Colm Hagen/Courtesy Miramax Pictures
Persuasive: English novelist Jane Austen (Anne Hathaway) learns about the world of men and letters in 'Becoming Jane.'

Austen Power

Anne Hathaway takes up pen and paper to portray beloved author

By Richard von Busack


OF THE THREE recent biopics, including one of Goya and one of Molière, Becoming Jane turns out to be the most satisfactory. Bafflingly, the seemingly dullest life turns out to be the most interesting. Molière focused on the least-glittering days of the playwright's life. Milos Forman portrayed Goya as a sort of impotent Scandinavian U.N. observer in war-torn Spain. Julian Jarrold's Becoming Jane takes a better course, fictionalizing the nearest thing Austen had to a romance, her encounter with one Tom Lefroy (James McAvoy).

In early scenes, Jarrold expands what may have been a casual flirtation into unambiguous single entendre comments, such as the news that the horizons of a female novelist "need to be widened." And then Tom lends Jane a copy of Fielding's Tom Jones. So that's what he meant.

Lefroy, eclipsed by Forest Whitaker in The Last King of Scotland, has his best part so far. He proves himself a good proto-D'Arcy; in London, he wenches, carouses and goes in for bare-knuckled boxing (at last, that fist-fight scene every man's wanted to see in a Jane Austen movie). To cool the boy down, his dismayed uncle, a judge (a fine last role for Ian Richardson), sends Tom into the country to stay with his relative Lady Gresham (Maggie Smith). To let us know what a dire fate that is, the scene is introduced by a moment of the uncle in court, sentencing a felon to be transported to Australia.

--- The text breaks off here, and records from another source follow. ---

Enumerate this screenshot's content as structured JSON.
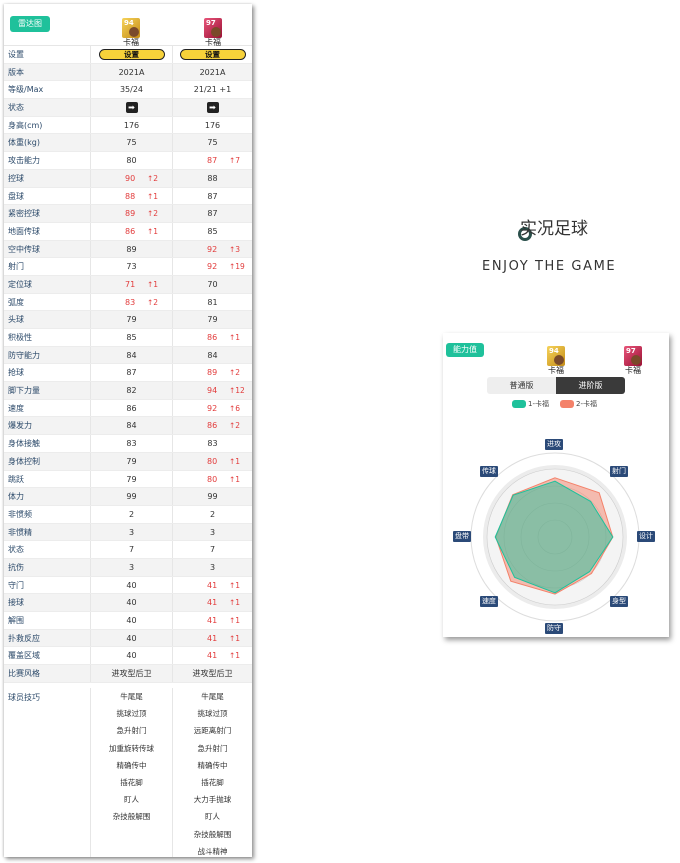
{
  "compare_panel": {
    "radar_button": "雷达图",
    "player1": {
      "rating": "94",
      "name": "卡福"
    },
    "player2": {
      "rating": "97",
      "name": "卡福"
    },
    "rows": [
      {
        "label": "设置",
        "type": "button",
        "v1": "设置",
        "v2": "设置"
      },
      {
        "label": "版本",
        "v1": "2021A",
        "v2": "2021A"
      },
      {
        "label": "等级/Max",
        "v1": "35/24",
        "v2": "21/21 +1"
      },
      {
        "label": "状态",
        "type": "arrow",
        "v1": "➡",
        "v2": "➡"
      },
      {
        "label": "身高(cm)",
        "v1": "176",
        "v2": "176"
      },
      {
        "label": "体重(kg)",
        "v1": "75",
        "v2": "75"
      },
      {
        "label": "攻击能力",
        "v1": "80",
        "v2": "87",
        "d2": "↑7"
      },
      {
        "label": "控球",
        "v1": "90",
        "d1": "↑2",
        "v2": "88"
      },
      {
        "label": "盘球",
        "v1": "88",
        "d1": "↑1",
        "v2": "87"
      },
      {
        "label": "紧密控球",
        "v1": "89",
        "d1": "↑2",
        "v2": "87"
      },
      {
        "label": "地面传球",
        "v1": "86",
        "d1": "↑1",
        "v2": "85"
      },
      {
        "label": "空中传球",
        "v1": "89",
        "v2": "92",
        "d2": "↑3"
      },
      {
        "label": "射门",
        "v1": "73",
        "v2": "92",
        "d2": "↑19"
      },
      {
        "label": "定位球",
        "v1": "71",
        "d1": "↑1",
        "v2": "70"
      },
      {
        "label": "弧度",
        "v1": "83",
        "d1": "↑2",
        "v2": "81"
      },
      {
        "label": "头球",
        "v1": "79",
        "v2": "79"
      },
      {
        "label": "积极性",
        "v1": "85",
        "v2": "86",
        "d2": "↑1"
      },
      {
        "label": "防守能力",
        "v1": "84",
        "v2": "84"
      },
      {
        "label": "抢球",
        "v1": "87",
        "v2": "89",
        "d2": "↑2"
      },
      {
        "label": "脚下力量",
        "v1": "82",
        "v2": "94",
        "d2": "↑12"
      },
      {
        "label": "速度",
        "v1": "86",
        "v2": "92",
        "d2": "↑6"
      },
      {
        "label": "爆发力",
        "v1": "84",
        "v2": "86",
        "d2": "↑2"
      },
      {
        "label": "身体接触",
        "v1": "83",
        "v2": "83"
      },
      {
        "label": "身体控制",
        "v1": "79",
        "v2": "80",
        "d2": "↑1"
      },
      {
        "label": "跳跃",
        "v1": "79",
        "v2": "80",
        "d2": "↑1"
      },
      {
        "label": "体力",
        "v1": "99",
        "v2": "99"
      },
      {
        "label": "非惯频",
        "v1": "2",
        "v2": "2"
      },
      {
        "label": "非惯精",
        "v1": "3",
        "v2": "3"
      },
      {
        "label": "状态",
        "v1": "7",
        "v2": "7"
      },
      {
        "label": "抗伤",
        "v1": "3",
        "v2": "3"
      },
      {
        "label": "守门",
        "v1": "40",
        "v2": "41",
        "d2": "↑1"
      },
      {
        "label": "接球",
        "v1": "40",
        "v2": "41",
        "d2": "↑1"
      },
      {
        "label": "解围",
        "v1": "40",
        "v2": "41",
        "d2": "↑1"
      },
      {
        "label": "扑救反应",
        "v1": "40",
        "v2": "41",
        "d2": "↑1"
      },
      {
        "label": "覆盖区域",
        "v1": "40",
        "v2": "41",
        "d2": "↑1"
      },
      {
        "label": "比赛风格",
        "v1": "进攻型后卫",
        "v2": "进攻型后卫"
      }
    ],
    "skills": {
      "label": "球员技巧",
      "p1": [
        "牛尾尾",
        "挑球过顶",
        "急升射门",
        "加重旋转传球",
        "精确传中",
        "插花脚",
        "盯人",
        "杂技般解围"
      ],
      "p2": [
        "牛尾尾",
        "挑球过顶",
        "远距离射门",
        "急升射门",
        "精确传中",
        "插花脚",
        "大力手抛球",
        "盯人",
        "杂技般解围",
        "战斗精神"
      ]
    }
  },
  "branding": {
    "title": "实况足球",
    "tagline": "ENJOY THE GAME"
  },
  "radar_panel": {
    "ability_button": "能力值",
    "player1": {
      "rating": "94",
      "name": "卡福"
    },
    "player2": {
      "rating": "97",
      "name": "卡福"
    },
    "tabs": [
      "普通版",
      "进阶版"
    ],
    "active_tab": "进阶版",
    "legend": [
      "1-卡福",
      "2-卡福"
    ],
    "colors": {
      "p1": "#1fc19b",
      "p2": "#f4826a",
      "axis_label": "#2b4a78",
      "teal": "#1fc19b"
    },
    "axes": [
      "进攻",
      "射门",
      "设计",
      "身型",
      "防守",
      "速度",
      "盘带",
      "传球"
    ],
    "max": 100,
    "values_p1": [
      82,
      74,
      85,
      72,
      82,
      84,
      88,
      87
    ],
    "values_p2": [
      87,
      92,
      85,
      76,
      84,
      92,
      87,
      88
    ]
  }
}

Austenland isn't as remote as Australia, but it's remote enough. Becoming Jane's soggy Hampshire (played by Ireland) is a place where the walls are damp, the piano is out of tune and the mirrors are all losing their silvering. The woods around are marshy and dank. Even the great house in the area—where Lady Gresham rules the roost— has moss in its reflecting pool.

One wants to applaud the lack of visual splendor. Here is a lived-in past in the same way some of our brighter science-fiction directors create a lived-in future. There was a deliberate air of the second-rate in the most recent Pride & Prejudice; to make the story physical, Keira Knightley was rosily flushed in the face during the dancing sequence. But the hillbillying-up of Austen went a little too far, what with the hog's bollocks and so forth.

Becoming Jane is more restrained. The best moments come in the party before Tom's last night in town. It begins in violet twilight with Lady Gresham's manor lit with a row of outdoor candles. The contra dance inside is not too elegant. It's a crunch, a little like a theater crowd trying to find its seats before the curtain. The camera is rack-focused to zero in on the couple and achieve intimacy amid hubbub; the out-of-focus crowds behind her serve to remind us that Jane is never to be left alone with a man—though she can still get a glance in. Jarrold does deliver some craftily composed shots, particularly a departure and an arrival framed in the small square rear window of a departing stagecoach. But the glancing camera takes the stiffness and the costume party right out of Becoming Jane.

The film is lucky in the choice of its Austen, Anne Hathaway. The engines of cinema consume hundreds of sweet fresh faces, so something else must have kept Hathaway around for more than a couple of films. Maybe it's her coltishness. She's a little awkward, playing a girl unused to London and Londoners—the mouth and eyes are too big for customary glamour. Jarrold gives her a kind of jock scene here, too, making her wield the bat at a game of cricket: probably it's a reprise of the baseball game in The Princess Diaries.

Watching McAvoy and Hathaway trade observations and kisses is good enough (one has to tune out Adrian Johnston's soundtrack, with those woodwinds burbling away every time something roguish happens), but Becoming Jane also has sturdy supporting work in it. Smith turns in another of those formidable old icicle-aunts that she plays better than anyone. James Cromwell appears as Jane's father, accurately described as "an obscure and impecunious parson." Maybe the saddest moment is Cromwell's noble old face collapsing as he receives terrible news in a letter.

A subsidiary business in the film is the story of a well-off French countess called Eliza who wants to help herself to Austen's brother. If Lucy Cohu's Eliza is supposed to illustrate the tragedy of young people forced to marry for money, Jarrold should have cast someone older, colder and wearier—Cohu is enticingly wicked. During a trip to London, Jane visits the author Mrs. Radcliffe (Helen McCrory), and the one scene partly amplifies the problem of solitude on the nerves. McCrory has a subtle air of distraction, as if a lady in the dubious business of writing for a living always needed to be looking over her shoulder.

As for this historical accuracy of this film, there is slight evidence of the Austen-Lefroy intrigue; wishful thinking declares that more might have been found in Austen's correspondence, if Jane's sister Cassandra hadn't burned it. One doubts if Austen was ever halfway to running off to Gretna Green with anyone, but it's easy to suspend the disbelief for the length of a well-drawn fiction, starring an actress of mesmerizing prettiness.